China is not just a focus of attention at the moment because its economy is leading the global upturn but because of the increasing tensions with Hong Kong, the US and UK. UK telecoms companies have now been banned from using Huawei’s 5G equipment in the future and the US is talking of imposing restrictions on Tik Tok, the Chinese social media platform. While this escalation is not as yet a major problem, it is a potential source of market volatility and another, albeit as yet relatively small, unwelcome drag on the global economy.

Government support will be critical over coming months and longer if the global recovery is to be sustained. This week will be crucial in this respect for Europe and the US. The EU, at the time of writing, is still engaged in a marathon four-day summit, trying to reach an agreement on an economic recovery fund.  As is almost always the case, a messy compromise will probably end up being hammered out.

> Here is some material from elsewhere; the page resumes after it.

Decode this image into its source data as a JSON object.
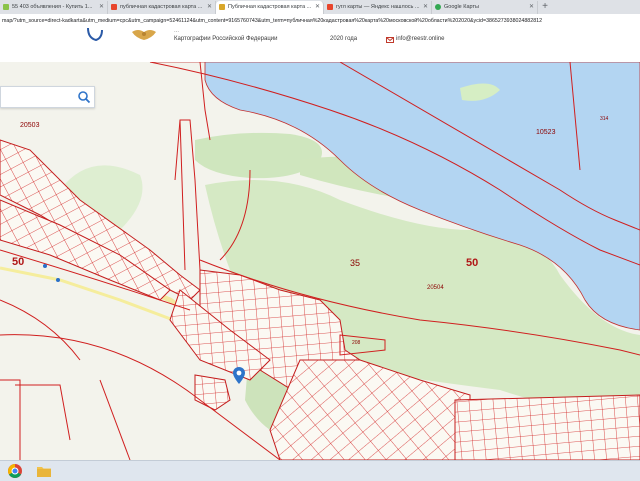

An agreement will be positive but the difficulty in reaching it does highlight the underlying tensions in the EU which have far from gone away with the departure of the UK. Meanwhile in the US, the Democrats and Republicans will this week be engaged in their own battle over extending the government support schemes which would otherwise come to an end this month.

Most of these tensions and uncertainties are not going away any time soon. Markets face a choppy period over the summer and autumn with equities remaining at risk of a correction.